Die vorhandenen Informationen können anschließend in einem gebündelten Bericht zusammengeführt werden, welcher zukünftig gegenüber Kunden, Banken und Versicherungsinstituten als Nachhaltigkeitsbericht zur Verfügung gestellt werden kann. Dabei unterstützt z. B. der Deutschen Nachhaltigkeitskodex (DNK) mit umfangreichen Leitfäden und kostenfreien Online-Tools.

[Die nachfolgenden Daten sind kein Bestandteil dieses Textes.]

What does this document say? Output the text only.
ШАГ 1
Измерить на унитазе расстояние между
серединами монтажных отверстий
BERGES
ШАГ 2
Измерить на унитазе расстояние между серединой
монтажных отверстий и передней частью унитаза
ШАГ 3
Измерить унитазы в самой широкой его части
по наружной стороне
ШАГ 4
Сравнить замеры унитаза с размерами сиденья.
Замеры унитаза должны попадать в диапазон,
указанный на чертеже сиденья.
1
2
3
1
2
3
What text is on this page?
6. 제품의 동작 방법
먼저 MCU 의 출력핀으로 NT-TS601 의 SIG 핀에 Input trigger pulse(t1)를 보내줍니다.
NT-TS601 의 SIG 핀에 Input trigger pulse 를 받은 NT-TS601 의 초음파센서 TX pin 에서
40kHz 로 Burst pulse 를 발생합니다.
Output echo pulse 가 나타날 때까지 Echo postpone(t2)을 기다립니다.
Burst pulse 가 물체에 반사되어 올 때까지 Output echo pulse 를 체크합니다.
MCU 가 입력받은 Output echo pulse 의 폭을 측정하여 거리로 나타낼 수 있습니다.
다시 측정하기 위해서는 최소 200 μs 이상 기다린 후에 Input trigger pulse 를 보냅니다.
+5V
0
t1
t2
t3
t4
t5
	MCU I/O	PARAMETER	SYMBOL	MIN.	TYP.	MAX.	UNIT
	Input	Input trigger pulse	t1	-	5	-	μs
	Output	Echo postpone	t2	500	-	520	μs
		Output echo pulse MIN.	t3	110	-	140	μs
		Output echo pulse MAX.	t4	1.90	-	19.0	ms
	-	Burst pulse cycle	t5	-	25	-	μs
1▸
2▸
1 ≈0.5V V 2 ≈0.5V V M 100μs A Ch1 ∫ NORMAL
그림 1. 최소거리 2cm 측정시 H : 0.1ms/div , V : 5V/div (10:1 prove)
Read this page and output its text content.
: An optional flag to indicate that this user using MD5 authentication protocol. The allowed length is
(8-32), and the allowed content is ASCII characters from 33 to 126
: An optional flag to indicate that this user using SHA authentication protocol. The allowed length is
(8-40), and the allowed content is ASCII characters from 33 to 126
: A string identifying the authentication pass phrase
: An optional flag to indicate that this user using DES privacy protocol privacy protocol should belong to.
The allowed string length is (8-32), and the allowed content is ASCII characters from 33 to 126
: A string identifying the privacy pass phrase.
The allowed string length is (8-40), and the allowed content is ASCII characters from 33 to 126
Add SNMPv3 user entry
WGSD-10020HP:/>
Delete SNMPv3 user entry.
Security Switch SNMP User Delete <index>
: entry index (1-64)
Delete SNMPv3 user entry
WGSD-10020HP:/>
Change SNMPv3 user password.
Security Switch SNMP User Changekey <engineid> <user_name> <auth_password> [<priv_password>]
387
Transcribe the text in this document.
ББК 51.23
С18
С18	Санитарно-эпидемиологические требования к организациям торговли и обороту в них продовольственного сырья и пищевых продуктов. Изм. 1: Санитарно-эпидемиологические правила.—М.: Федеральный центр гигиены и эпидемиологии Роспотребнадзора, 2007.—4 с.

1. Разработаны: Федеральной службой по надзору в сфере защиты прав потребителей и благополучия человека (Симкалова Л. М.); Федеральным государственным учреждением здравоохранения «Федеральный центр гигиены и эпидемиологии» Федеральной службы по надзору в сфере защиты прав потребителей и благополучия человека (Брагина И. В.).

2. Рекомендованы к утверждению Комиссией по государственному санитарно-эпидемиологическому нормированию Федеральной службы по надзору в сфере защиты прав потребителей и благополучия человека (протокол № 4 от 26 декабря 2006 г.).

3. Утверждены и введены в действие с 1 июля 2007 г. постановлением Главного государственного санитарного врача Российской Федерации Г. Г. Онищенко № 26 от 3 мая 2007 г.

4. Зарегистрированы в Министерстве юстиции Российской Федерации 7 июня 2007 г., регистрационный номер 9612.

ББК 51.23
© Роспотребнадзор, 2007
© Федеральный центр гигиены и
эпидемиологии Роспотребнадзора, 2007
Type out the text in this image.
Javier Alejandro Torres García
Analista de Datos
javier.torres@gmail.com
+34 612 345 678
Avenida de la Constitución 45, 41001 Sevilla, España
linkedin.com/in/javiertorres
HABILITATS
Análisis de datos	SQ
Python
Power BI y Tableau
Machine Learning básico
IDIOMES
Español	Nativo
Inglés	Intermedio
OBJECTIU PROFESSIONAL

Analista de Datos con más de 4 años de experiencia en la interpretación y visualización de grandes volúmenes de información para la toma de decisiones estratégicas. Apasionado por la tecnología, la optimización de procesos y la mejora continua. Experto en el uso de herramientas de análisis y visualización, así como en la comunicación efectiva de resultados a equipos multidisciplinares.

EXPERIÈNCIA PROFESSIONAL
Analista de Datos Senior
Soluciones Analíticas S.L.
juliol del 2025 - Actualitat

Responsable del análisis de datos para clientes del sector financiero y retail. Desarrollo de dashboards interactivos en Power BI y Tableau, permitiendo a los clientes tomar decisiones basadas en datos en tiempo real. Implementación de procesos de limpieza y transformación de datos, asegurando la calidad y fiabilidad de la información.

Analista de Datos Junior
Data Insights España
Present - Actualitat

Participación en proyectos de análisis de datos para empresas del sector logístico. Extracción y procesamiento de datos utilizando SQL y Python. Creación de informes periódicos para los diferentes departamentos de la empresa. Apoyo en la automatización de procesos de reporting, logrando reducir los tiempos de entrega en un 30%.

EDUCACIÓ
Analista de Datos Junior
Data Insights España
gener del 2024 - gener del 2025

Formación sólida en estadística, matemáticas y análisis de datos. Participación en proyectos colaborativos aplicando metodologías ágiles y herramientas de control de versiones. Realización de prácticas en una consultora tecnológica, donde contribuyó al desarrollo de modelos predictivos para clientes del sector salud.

Die Regulierungen eines nachhaltigen Finanzwesens bedeuten eine große Herausforderung, insbesondere für kleinere Unternehmen. Wer sich frühzeitig darauf einstellt, hat die Chance, die sich abzeichnenden Bürokratiekosten zu begrenzen und weiterhin gute Konditionen bei der Unternehmensfinanzierung zu erzielen. Nicht zuletzt kann die öffentlich wahrgenommene Nachhaltigkeit von Unternehmen und Produkten auch wesentlich zur Gewinnung neuer Kunden beitragen.